Sorry for the delay in answering, Mantidlord (I got some great new material on the Indian Mountain Artillery in the Second Afghan War. Love those screw guns!). This is a topic on which I have spent a lot of thought since I was keeping tropical fish in large tanks, and I have had no reason in the intervening decades to change my mind.

The most "natural" environment that I have seen for a single orchid mantis was presented in a fascinating series of posts by member Tony from Holland on a vivarium which was pretty much self supporting. It used soil bacteria, fungi and tiny animals like springtails, as I remember, to keep the micro flora and fauna in balance. Perhaps you say the posts?

I have to say that I am probably enthralled by enclosures, such as a well designed, carefully lit vivarium or planted aquarium more than most, perhaps because they are reminiscent of the really good trips (and by "trip" I mean the psychedelic experience consequent on the ingestion of illicit hallucinogens) of my youth. For whatever reason, I recommend them highly for their own sake, but I do not think that they are the best way to raise mantids, nor do I think that they resemble the mantids' natural environment in any meaningful way.

I have no doubt that the professional lab set ups, with their emphasis on simplicity, cleanliness and readily controlled food, temperature and humidity, provide the best environment for raising the little critters, and they have the added advantage of never being mistaken for a natural environment.

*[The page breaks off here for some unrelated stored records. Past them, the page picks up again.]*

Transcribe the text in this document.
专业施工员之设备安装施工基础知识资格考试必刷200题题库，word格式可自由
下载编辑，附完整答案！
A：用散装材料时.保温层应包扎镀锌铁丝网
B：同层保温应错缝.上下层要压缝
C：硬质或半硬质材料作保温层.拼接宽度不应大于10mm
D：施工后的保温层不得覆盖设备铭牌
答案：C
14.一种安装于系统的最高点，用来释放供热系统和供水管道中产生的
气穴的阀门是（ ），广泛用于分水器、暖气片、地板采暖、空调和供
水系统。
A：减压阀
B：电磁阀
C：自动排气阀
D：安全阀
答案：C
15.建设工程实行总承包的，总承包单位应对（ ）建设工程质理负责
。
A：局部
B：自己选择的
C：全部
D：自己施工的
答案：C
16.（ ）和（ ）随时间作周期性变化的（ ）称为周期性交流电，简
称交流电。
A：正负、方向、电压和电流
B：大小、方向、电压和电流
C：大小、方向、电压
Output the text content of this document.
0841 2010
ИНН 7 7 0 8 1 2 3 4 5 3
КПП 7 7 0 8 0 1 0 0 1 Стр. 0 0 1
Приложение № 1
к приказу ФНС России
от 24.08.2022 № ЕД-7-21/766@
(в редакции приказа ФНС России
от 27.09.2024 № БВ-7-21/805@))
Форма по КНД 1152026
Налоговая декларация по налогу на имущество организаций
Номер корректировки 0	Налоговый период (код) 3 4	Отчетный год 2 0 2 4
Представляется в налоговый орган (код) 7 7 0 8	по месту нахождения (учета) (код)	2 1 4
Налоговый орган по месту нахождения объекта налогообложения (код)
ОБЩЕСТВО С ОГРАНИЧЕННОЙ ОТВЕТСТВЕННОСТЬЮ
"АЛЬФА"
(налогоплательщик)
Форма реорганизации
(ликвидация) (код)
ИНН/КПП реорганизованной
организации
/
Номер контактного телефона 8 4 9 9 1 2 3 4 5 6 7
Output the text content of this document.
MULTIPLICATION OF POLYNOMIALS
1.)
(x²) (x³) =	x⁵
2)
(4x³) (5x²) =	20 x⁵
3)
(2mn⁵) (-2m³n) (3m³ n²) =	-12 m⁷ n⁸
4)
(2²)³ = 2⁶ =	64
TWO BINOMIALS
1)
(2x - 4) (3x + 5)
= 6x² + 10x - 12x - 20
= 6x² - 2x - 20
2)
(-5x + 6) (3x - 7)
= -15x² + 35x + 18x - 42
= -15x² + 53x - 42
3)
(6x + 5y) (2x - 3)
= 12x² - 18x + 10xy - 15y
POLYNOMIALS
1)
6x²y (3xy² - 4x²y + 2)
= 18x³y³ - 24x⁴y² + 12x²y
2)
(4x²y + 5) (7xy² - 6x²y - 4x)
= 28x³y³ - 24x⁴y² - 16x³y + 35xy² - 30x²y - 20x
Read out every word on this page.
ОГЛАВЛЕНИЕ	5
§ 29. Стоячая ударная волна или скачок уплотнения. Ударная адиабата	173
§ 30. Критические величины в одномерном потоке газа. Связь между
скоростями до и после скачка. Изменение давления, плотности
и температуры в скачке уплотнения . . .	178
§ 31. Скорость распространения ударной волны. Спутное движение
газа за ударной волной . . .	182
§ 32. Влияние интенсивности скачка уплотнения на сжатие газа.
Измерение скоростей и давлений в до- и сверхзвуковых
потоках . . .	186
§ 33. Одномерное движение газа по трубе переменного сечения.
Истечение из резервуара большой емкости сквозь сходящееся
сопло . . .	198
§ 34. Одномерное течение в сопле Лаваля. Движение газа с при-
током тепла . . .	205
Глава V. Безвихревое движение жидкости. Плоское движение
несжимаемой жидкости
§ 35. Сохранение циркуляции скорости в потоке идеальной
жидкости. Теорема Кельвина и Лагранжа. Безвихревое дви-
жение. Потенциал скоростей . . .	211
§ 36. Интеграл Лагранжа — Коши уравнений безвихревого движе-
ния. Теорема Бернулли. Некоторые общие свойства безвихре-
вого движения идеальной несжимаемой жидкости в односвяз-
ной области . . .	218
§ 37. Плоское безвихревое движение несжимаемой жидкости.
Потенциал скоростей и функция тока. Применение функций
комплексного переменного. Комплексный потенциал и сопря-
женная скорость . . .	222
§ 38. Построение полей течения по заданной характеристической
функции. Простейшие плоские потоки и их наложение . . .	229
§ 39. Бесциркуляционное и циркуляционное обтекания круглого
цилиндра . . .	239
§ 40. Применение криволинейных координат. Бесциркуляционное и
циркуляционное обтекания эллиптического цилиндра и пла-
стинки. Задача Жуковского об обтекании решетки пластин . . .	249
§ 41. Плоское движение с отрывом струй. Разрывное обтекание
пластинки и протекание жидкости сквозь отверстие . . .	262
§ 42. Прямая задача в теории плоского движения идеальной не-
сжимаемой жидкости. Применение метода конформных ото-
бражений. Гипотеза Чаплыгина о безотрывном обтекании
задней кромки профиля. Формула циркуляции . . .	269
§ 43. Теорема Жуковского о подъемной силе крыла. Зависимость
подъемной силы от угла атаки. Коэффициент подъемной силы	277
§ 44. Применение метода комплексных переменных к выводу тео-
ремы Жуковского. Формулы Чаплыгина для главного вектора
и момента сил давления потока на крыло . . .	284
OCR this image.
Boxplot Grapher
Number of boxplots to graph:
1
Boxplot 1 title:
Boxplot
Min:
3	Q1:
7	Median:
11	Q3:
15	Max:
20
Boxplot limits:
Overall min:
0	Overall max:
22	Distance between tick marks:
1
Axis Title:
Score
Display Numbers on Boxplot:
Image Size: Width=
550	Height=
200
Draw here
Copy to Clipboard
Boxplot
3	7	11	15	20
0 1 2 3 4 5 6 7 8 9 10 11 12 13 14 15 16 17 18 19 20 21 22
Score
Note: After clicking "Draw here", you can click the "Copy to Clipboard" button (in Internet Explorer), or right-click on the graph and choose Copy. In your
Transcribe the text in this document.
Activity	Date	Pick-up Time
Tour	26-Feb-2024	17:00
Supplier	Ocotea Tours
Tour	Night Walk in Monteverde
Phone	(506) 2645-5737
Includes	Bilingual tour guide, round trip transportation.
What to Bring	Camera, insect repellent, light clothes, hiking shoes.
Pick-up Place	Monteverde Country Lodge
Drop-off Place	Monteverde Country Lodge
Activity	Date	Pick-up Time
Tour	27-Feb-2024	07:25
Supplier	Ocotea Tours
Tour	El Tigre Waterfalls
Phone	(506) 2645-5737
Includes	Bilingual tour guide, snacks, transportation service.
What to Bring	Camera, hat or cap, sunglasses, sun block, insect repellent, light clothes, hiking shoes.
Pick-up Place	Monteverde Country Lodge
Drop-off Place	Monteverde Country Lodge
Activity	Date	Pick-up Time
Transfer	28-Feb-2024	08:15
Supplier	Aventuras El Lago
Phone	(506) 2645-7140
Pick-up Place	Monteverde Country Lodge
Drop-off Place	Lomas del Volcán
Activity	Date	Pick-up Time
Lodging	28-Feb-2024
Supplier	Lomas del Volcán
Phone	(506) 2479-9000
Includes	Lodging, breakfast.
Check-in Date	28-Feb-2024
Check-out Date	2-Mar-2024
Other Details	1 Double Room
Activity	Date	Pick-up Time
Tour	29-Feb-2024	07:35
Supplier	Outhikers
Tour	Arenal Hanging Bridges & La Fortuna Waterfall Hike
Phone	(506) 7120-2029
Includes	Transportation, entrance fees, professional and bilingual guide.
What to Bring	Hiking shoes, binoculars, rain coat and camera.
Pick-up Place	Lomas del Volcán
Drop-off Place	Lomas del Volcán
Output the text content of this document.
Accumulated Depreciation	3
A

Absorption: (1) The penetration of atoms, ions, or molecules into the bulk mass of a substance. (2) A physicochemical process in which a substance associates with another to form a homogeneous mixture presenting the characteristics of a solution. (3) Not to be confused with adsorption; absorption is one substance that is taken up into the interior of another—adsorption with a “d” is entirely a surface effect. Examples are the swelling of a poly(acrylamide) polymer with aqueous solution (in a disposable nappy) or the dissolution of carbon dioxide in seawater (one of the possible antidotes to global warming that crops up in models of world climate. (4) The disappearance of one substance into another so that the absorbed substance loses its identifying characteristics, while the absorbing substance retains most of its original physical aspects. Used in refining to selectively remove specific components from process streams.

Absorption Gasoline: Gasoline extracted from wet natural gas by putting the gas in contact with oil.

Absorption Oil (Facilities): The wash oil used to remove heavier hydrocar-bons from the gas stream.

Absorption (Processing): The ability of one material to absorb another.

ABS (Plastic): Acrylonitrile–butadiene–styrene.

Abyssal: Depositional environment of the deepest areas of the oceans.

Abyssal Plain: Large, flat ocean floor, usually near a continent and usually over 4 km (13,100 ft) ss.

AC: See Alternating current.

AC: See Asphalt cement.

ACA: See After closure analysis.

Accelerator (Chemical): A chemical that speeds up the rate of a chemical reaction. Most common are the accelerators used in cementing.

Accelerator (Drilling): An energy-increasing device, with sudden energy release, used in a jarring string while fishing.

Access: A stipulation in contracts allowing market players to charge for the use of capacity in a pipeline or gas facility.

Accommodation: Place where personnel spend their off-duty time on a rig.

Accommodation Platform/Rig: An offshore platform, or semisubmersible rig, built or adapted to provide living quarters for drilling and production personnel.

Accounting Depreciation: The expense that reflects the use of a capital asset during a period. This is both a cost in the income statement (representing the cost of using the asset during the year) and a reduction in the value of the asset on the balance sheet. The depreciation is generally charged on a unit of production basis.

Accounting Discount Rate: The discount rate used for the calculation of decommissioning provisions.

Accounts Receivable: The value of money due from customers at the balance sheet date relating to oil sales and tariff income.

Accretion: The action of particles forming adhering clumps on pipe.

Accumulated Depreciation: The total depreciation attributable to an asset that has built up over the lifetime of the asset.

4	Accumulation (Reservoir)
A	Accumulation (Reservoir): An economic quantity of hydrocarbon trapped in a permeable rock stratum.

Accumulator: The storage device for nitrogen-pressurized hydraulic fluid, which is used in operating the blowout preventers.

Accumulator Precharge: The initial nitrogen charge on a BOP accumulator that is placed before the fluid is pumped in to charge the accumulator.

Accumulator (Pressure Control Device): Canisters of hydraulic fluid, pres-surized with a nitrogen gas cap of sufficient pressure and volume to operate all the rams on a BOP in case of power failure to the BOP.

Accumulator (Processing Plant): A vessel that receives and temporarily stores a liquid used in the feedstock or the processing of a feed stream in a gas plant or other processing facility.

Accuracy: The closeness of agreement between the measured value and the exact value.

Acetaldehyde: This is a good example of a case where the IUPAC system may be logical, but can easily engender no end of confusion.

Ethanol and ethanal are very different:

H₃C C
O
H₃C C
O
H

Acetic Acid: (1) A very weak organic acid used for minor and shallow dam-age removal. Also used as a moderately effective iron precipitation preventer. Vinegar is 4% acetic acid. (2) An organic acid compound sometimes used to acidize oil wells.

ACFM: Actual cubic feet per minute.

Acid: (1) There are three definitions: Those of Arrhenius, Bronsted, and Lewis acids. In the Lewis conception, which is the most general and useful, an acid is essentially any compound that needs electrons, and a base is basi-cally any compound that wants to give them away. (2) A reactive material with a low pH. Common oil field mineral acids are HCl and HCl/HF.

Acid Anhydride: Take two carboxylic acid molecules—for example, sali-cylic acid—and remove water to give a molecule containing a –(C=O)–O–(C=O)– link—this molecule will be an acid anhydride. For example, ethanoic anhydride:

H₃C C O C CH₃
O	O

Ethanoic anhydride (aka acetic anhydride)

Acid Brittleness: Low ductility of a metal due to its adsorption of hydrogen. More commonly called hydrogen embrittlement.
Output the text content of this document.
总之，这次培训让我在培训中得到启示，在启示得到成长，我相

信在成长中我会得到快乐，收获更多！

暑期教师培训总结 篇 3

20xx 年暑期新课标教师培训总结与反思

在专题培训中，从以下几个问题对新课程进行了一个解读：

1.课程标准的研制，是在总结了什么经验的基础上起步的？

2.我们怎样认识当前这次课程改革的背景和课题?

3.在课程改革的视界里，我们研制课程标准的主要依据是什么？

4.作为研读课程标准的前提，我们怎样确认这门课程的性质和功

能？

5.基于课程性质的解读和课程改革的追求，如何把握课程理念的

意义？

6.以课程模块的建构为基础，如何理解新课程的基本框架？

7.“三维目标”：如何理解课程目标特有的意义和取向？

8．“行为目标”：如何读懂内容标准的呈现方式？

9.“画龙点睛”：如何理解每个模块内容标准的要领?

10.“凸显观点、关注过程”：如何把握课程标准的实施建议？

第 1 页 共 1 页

One of the hallmarks of an ecosystem is change. Where that change is severely limited, as on a small island, the system tends to be stultified. You mention spiders as predators of young mantids. I don't know about jumping spiders, but early-instar nymphs are particularly vulnerable to small web spinners, but as they grow, the nymphs turn the tables on the spiders who are forced to "flee the area". This example, one of many, is given in two excellent articles/chapters on mantis ecology in the Prete book. If you don't have it, I have two pieces of good new. First, now that it is eleven years old, the price has dropped to around $20 on Ebay (thanks again, Mike) and only slightly more on Amazon. Still too expensive? Google "Ecology of Praying Mantids" Hurd and "The ecology and Foraging strategy of Tenodora angustipennis" Matsura . The Prete book has become a Google book, but it is most easily accessed by chapter headings and you can read them for free! You will find these very interesting. T. matsura is my mantis ecology hero, and if you P.M. me after reading his chapter, I can give you refs to articles specifically on mantis predation in a given environment.

Good luck and Good reading!

BTW, the 7pounder (standard field gun at the time was a 9 pounder), jointed, rifled, muzzle loading, black-powder "screw gun', so called because the breech and barrel (and just about everything else, come to that) were carried separately and screwed together with a trunnion hoop, was deployed in the 1880s in Afghanistan in much the same terrain as that used by American combat troops today. It weighed 400lbs and needed another 400lbs of "extras" like ammunition, and was carried on mules, but on arrival, everything was offloaded, the barrel and breech screwed together, wheels mounted, gun loaded and set up for the first shot in under one minute!